A nice fallout of this archiving is that whenever content you’ve subscribed to disappears from the web, you’ll still be able to access its (admittedly homogenized) Reader copy, forever; “forever” here meaning “presumably for as long as Google is around.” When (if?) Google dies, will its data die with it? Despite my intuition that Google will long outlast current notions of what computers are and how they work, I still don’t like entrusting important data to other people, not to mention data that is accessible only through the web. I want a local copy.
But they don’t make it easy for you. Reader is all AJAXed out, so even simple page saves don’t work. Copying/pasting would be a nightmare. Screenshots? Too sloppy. Emailing copies of each item? Too time-consuming. Tagging them with a special tag, making that tag’s feed public, then subscribing in, like, Thunderbird or something? Even if that weren’t absurdly roundabout, the public feeds only have twenty or so items.
I’m talking specifically about a blog I loved, but that up and disappeared one day, completely, leaving the only copies of the lost data scattered throughout Netvibes, Newsgator, Bloglines, and Reader. Google searches turned up nothing like a straightforward guide to saving from Reader, which surprised me. But there were clues, and using only a couple tools, I finally got it. It’s actually pretty easy, I was able to save 118 items in about ten minutes with this method. Let me show you it.

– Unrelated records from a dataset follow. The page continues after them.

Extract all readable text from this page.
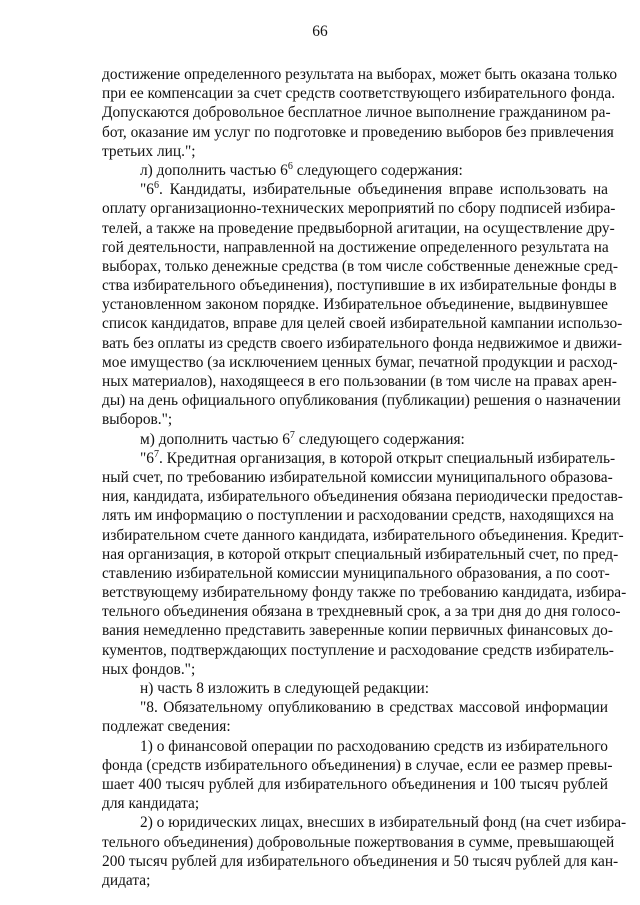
66
достижение определенного результата на выборах, может быть оказана только
при ее компенсации за счет средств соответствующего избирательного фонда.
Допускаются добровольное бесплатное личное выполнение гражданином ра-
бот, оказание им услуг по подготовке и проведению выборов без привлечения
третьих лиц.";
л) дополнить частью $6^6$ следующего содержания:
"$6^6$. Кандидаты, избирательные объединения вправе использовать на
оплату организационно-технических мероприятий по сбору подписей избира-
телей, а также на проведение предвыборной агитации, на осуществление дру-
гой деятельности, направленной на достижение определенного результата на
выборах, только денежные средства (в том числе собственные денежные сред-
ства избирательного объединения), поступившие в их избирательные фонды в
установленном законом порядке. Избирательное объединение, выдвинувшее
список кандидатов, вправе для целей своей избирательной кампании использо-
вать без оплаты из средств своего избирательного фонда недвижимое и движи-
мое имущество (за исключением ценных бумаг, печатной продукции и расход-
ных материалов), находящееся в его пользовании (в том числе на правах арен-
ды) на день официального опубликования (публикации) решения о назначении
выборов.";
м) дополнить частью $6^7$ следующего содержания:
"$6^7$. Кредитная организация, в которой открыт специальный избиратель-
ный счет, по требованию избирательной комиссии муниципального образова-
ния, кандидата, избирательного объединения обязана периодически предостав-
лять им информацию о поступлении и расходовании средств, находящихся на
избирательном счете данного кандидата, избирательного объединения. Кредит-
ная организация, в которой открыт специальный избирательный счет, по пред-
ставлению избирательной комиссии муниципального образования, а по соот-
ветствующему избирательному фонду также по требованию кандидата, избира-
тельного объединения обязана в трехдневный срок, а за три дня до дня голосо-
вания немедленно представить заверенные копии первичных финансовых до-
кументов, подтверждающих поступление и расходование средств избиратель-
ных фондов.";
н) часть 8 изложить в следующей редакции:
"8. Обязательному опубликованию в средствах массовой информации
подлежат сведения:
1) о финансовой операции по расходованию средств из избирательного
фонда (средств избирательного объединения) в случае, если ее размер превы-
шает 400 тысяч рублей для избирательного объединения и 100 тысяч рублей
для кандидата;
2) о юридических лицах, внесших в избирательный фонд (на счет избира-
тельного объединения) добровольные пожертвования в сумме, превышающей
200 тысяч рублей для избирательного объединения и 50 тысяч рублей для кан-
дидата;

You need Firefox, the two plugins Greasemonkey and ScrapBook, and the Greasemonkey script Google Reader Print Button. Then it’s just a matter of clicking “Print” for each item you want to save, which opens it in its own tab, then using ScrapBook’s “Capture All Tabs…” function, which automatically does a “Save Page As, Web Page, complete” into your %AppData% folder for each tab, then finally optionally using ScrapBook’s “Combine Wizard” (in the tools menu of the ScrapBook sidebar [Alt+K]) to put all the items into a single folder with a single index.html file.
The “printing” part is the most cumbersome, but goes by pretty quickly with the repetition of a series of clicks and keystrokes:
- Click “Print”
- Press Esc (to close the print dialogue)
- Press Ctrl+Tab (to get back to Reader)
- Press J (to go to the next feed item)
Do that mindlessly for a couple minutes, and they’ll all be there, waiting to be saved. I’m gonna put the word “disk” in here too so that anybody Googling for a solution might find this.